China isn't showing bots because the Tor clients there, without pluggable transports, can't reach the Tor network.

So, the botnet's (assuming it is a botnet of course) nodes in China are being censored. Same with Iran.

But Israel?

And again, it seems way too even otherwise. Proportionate to internet users, you'd expect a huge signal from Russia, and not much from the UK and Vatican city, say, but that's not the case.

Perhaps it was a Tor research project. But I'm sure that someone would have already mentioned that, even if nothing has yet been published. Also, 40K clients would be nontrivial for a research project, even using VMs. And conversely, infecting and cleaning 40K random machines would also be nontrivial.

This spike in Israeli Tor users only shows up in the beta estimates. Perhaps it's just an artifact in the beta estimates.

40K is indeed small relative to many millions. Even so, creating 40K clients during 2013-02-15 through 2013-02-19, and removing them again during 2013-02-23 through 2013-02-25, was an impressive feat.

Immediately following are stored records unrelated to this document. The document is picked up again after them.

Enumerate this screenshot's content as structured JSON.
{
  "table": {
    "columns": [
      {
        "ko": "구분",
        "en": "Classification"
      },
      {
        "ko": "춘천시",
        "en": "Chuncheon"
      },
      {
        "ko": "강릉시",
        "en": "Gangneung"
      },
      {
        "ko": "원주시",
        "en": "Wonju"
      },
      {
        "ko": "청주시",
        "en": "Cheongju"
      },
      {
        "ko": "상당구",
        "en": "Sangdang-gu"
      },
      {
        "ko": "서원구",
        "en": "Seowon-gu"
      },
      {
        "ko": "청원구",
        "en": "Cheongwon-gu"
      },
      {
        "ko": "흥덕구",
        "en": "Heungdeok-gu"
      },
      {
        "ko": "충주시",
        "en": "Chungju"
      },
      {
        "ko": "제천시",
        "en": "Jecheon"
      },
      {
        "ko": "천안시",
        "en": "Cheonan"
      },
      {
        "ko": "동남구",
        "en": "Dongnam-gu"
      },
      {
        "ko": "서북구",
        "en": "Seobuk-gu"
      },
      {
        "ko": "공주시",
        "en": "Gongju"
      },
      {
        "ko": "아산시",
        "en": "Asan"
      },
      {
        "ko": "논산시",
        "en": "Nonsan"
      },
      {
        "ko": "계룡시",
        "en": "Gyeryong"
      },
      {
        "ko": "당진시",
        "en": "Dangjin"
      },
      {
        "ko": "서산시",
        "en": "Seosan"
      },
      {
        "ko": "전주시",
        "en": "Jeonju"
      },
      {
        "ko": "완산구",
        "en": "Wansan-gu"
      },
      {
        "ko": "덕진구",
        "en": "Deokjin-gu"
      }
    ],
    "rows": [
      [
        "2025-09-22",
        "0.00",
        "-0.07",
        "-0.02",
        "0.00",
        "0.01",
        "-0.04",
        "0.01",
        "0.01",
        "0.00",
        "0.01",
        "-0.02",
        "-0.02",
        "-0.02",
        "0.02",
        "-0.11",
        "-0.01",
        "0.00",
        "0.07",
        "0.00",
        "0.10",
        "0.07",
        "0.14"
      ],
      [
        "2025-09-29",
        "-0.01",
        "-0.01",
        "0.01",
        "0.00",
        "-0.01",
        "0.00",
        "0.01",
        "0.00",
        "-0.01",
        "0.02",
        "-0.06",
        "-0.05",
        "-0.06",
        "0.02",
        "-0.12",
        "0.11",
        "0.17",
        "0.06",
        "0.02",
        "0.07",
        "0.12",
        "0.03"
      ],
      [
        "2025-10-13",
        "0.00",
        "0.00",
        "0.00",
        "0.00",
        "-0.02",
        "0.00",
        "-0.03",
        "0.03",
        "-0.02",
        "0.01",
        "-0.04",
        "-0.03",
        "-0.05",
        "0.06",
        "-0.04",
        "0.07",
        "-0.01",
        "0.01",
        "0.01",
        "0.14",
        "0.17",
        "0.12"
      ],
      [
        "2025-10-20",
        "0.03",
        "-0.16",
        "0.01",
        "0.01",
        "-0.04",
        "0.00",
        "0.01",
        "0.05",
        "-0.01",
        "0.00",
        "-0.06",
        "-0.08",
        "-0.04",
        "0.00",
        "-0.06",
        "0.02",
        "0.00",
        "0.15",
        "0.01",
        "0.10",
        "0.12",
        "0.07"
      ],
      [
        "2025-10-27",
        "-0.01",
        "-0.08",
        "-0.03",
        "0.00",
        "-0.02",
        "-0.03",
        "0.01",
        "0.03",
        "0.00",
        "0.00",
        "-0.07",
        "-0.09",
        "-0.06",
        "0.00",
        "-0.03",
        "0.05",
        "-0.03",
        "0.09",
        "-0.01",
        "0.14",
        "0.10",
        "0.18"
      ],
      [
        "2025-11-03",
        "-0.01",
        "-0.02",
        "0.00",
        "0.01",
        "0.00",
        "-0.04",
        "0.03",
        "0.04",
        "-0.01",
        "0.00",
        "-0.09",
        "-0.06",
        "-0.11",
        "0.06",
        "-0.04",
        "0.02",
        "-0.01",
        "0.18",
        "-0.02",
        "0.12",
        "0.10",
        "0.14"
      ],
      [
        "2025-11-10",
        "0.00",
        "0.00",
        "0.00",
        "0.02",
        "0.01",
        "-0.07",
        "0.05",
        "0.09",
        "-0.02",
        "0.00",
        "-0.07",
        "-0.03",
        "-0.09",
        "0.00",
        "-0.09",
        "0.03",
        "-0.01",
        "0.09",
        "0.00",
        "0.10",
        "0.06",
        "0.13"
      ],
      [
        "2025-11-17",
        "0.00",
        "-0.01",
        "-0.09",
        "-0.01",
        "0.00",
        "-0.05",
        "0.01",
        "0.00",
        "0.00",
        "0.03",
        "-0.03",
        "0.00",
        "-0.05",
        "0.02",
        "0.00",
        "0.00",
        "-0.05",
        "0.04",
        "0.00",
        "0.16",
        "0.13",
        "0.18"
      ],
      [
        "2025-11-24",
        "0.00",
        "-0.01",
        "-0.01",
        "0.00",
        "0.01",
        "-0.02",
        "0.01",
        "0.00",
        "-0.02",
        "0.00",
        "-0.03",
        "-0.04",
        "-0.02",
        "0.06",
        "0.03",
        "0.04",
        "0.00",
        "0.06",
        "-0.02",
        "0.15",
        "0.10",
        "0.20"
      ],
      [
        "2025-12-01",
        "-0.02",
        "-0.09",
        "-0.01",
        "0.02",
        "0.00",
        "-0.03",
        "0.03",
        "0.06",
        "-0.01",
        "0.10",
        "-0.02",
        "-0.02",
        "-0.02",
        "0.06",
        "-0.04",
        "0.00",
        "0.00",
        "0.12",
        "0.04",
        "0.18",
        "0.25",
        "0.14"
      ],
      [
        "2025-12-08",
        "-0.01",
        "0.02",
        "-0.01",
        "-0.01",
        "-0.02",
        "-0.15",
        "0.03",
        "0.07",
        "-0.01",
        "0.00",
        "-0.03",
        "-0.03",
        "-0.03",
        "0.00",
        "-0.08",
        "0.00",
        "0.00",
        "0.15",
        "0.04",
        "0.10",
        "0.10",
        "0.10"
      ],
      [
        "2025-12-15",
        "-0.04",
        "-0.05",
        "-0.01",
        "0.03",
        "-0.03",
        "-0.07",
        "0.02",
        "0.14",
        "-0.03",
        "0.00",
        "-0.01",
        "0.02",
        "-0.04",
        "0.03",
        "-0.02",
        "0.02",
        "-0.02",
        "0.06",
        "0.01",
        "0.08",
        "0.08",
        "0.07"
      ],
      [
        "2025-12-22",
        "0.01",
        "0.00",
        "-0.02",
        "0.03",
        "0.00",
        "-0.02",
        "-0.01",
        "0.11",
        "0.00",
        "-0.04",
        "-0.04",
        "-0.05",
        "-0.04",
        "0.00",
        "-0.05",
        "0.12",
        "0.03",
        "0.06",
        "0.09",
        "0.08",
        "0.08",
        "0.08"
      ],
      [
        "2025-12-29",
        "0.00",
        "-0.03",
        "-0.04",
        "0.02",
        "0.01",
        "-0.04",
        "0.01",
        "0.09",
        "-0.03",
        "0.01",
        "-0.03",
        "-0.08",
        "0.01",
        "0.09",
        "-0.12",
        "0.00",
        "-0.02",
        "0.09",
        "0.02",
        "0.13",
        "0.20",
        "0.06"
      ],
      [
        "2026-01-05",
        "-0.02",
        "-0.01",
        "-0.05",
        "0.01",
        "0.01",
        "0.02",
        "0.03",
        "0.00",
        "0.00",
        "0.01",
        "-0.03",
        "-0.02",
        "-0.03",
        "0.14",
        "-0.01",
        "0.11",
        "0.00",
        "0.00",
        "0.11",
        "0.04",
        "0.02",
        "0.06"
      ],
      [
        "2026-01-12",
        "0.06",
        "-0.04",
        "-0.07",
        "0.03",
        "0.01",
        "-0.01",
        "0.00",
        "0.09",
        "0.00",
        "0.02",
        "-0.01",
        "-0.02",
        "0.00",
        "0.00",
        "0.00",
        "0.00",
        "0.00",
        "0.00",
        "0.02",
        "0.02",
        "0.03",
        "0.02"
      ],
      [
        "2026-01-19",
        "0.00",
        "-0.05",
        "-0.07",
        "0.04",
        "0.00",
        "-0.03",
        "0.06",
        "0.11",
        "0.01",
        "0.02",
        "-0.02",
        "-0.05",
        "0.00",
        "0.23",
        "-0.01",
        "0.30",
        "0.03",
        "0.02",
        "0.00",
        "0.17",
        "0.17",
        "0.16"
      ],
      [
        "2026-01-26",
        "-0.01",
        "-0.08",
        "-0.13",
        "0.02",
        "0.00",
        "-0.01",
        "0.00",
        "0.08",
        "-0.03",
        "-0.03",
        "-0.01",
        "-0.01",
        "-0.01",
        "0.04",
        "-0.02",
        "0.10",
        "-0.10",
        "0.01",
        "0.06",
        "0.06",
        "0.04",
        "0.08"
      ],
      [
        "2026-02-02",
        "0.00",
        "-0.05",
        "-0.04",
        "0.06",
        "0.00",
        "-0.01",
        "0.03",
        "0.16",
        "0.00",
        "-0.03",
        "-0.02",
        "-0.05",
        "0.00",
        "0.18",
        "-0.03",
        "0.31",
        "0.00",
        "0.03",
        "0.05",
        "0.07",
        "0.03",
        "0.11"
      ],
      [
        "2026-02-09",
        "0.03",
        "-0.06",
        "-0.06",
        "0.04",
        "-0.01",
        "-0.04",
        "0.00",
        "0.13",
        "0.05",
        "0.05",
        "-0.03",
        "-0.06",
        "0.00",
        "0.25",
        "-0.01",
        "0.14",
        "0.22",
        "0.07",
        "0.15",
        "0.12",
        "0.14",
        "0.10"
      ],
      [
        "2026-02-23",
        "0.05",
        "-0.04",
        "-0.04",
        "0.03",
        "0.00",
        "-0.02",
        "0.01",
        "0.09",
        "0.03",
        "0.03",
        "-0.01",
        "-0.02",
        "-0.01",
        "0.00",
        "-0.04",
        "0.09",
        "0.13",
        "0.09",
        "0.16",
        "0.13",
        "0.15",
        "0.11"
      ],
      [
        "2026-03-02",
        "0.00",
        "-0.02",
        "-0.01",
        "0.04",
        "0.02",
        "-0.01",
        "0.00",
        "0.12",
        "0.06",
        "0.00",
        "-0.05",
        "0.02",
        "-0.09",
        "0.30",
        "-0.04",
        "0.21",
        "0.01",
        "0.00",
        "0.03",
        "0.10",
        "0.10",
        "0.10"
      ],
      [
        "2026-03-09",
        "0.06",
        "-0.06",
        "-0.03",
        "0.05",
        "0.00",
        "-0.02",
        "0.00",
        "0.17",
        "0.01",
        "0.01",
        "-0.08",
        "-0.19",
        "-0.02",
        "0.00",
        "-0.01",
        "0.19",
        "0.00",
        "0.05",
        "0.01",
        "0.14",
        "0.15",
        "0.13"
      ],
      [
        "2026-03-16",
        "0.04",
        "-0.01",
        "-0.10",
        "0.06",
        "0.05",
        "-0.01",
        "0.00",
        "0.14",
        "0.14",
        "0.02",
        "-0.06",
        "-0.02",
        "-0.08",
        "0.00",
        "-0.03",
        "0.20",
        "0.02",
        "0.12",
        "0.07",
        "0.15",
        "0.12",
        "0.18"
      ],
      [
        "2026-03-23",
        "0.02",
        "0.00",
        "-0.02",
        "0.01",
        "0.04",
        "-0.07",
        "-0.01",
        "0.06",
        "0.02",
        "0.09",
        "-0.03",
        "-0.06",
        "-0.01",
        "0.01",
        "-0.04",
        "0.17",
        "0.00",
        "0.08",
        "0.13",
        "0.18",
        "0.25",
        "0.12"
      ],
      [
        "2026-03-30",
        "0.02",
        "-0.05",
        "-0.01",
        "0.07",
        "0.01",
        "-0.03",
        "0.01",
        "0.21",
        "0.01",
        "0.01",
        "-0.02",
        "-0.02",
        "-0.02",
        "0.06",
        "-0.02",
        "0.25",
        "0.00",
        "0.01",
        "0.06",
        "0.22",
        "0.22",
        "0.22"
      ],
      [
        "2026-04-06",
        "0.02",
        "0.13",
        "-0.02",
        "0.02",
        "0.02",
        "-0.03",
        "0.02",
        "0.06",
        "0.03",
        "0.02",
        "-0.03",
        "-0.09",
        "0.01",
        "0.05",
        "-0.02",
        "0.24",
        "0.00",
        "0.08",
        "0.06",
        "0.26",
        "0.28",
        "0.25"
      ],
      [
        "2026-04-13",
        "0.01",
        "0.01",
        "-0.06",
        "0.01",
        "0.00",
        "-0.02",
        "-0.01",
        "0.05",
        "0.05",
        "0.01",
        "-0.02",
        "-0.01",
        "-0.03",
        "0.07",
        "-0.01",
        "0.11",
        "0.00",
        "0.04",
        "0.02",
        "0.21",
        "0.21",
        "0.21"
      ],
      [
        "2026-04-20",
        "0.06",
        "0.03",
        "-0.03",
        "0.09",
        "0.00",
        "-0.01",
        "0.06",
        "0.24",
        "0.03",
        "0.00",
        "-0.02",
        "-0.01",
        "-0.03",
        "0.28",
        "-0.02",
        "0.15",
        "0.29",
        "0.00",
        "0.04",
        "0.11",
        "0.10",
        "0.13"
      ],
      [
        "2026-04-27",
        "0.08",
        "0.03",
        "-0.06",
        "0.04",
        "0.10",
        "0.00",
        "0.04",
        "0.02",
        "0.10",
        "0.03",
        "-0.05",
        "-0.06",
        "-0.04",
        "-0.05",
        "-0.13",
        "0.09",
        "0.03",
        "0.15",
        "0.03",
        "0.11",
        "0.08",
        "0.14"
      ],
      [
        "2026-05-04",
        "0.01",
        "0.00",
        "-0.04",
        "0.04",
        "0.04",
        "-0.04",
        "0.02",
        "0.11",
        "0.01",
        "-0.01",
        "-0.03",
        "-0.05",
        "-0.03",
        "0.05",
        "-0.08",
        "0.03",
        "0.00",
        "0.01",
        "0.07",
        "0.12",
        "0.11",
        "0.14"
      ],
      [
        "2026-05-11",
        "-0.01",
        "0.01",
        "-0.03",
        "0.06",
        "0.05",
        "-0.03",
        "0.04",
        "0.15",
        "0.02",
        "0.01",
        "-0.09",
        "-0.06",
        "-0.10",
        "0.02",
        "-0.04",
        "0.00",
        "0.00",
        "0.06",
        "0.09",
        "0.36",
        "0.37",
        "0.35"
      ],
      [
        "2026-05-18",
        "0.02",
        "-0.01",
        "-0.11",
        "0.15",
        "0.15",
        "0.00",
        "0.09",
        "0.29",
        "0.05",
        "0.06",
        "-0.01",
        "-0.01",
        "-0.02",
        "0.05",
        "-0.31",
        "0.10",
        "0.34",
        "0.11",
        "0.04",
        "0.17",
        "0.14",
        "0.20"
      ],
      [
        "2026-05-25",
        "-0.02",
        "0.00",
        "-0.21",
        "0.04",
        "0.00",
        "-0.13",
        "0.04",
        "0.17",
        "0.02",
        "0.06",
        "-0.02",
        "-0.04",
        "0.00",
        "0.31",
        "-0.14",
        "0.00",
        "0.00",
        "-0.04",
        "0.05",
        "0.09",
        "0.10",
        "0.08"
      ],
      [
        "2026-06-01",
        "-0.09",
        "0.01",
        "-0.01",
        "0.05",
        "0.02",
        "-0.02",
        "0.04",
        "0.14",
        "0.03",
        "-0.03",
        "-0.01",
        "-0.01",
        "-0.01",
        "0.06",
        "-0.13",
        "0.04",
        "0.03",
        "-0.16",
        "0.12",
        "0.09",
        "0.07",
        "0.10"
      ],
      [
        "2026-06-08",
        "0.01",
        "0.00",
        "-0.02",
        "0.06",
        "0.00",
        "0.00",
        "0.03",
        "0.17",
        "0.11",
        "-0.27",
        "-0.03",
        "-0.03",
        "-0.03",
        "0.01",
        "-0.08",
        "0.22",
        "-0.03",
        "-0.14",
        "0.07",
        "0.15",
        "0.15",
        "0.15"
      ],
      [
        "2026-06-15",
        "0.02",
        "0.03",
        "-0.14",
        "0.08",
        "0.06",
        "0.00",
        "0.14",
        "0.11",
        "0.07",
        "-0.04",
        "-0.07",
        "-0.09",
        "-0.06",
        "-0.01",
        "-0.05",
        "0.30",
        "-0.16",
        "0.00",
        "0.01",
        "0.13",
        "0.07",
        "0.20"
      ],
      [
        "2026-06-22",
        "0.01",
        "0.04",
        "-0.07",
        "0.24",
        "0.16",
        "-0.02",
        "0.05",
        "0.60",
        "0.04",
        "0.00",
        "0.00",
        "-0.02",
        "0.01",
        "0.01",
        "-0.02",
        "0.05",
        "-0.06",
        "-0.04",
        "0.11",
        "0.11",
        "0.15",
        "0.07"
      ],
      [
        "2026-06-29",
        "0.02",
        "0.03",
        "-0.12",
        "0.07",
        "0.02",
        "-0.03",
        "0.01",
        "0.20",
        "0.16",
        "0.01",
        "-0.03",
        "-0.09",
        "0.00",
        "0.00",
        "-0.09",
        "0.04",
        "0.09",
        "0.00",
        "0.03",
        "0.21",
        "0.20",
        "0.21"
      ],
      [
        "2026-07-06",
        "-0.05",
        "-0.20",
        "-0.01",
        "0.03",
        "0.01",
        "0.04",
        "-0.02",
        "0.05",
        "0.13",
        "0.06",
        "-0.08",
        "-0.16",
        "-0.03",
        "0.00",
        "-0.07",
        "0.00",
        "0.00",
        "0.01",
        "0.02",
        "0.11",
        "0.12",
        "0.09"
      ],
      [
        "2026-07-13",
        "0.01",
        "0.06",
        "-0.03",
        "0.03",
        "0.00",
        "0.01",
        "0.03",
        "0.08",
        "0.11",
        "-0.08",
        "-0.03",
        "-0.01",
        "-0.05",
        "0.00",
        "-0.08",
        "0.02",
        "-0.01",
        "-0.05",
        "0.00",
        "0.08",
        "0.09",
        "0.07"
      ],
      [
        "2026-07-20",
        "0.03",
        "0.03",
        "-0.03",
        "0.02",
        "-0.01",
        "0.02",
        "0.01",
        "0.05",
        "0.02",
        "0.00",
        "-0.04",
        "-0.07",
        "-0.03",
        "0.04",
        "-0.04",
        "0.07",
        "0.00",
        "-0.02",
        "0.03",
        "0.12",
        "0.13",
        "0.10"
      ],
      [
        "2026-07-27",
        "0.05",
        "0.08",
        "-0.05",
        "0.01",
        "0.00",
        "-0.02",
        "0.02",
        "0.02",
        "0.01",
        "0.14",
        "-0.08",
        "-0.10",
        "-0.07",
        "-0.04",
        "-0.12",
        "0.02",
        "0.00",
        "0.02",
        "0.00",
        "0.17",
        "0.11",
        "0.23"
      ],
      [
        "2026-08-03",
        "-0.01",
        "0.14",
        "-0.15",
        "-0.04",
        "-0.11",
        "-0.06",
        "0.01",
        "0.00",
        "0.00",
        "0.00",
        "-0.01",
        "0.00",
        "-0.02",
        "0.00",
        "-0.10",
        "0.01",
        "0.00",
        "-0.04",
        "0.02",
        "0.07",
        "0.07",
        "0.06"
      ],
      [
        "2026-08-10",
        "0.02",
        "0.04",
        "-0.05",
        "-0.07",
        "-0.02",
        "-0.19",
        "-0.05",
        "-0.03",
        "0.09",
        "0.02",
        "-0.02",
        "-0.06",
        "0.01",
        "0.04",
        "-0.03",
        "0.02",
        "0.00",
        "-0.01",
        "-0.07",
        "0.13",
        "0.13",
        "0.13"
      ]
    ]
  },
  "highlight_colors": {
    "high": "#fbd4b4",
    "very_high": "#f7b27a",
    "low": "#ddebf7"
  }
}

Perhaps it was a pilot test, or another much smaller botnet.

Anonymous

September 05, 2013

Permalink

Problem with some of these defenses is that they would deny legitimate research on the live net. Or even something as simple as polling onions for uptime.

Anonymous

September 05, 2013

Permalink

FBI-Skynet-
The raid on FreedomHost -Aug 5- when they left a weaponized exploit to Firefox users running Windows systems - maybe the code has morph into an Tor-net with a little help - Timing is everything - my 2 cents

Seems unlikely that it's related, especially since it looks like this botnet has been around in some form since 2009.

That said, I admit that these days every time I call something a crazy conspiracy theory, it's increasingly turning out to be true. :)

Anonymous

September 05, 2013

Permalink

If the botnet admin decides to push a button to make his bot to start tx/rx data, can he take the whole Tor network down?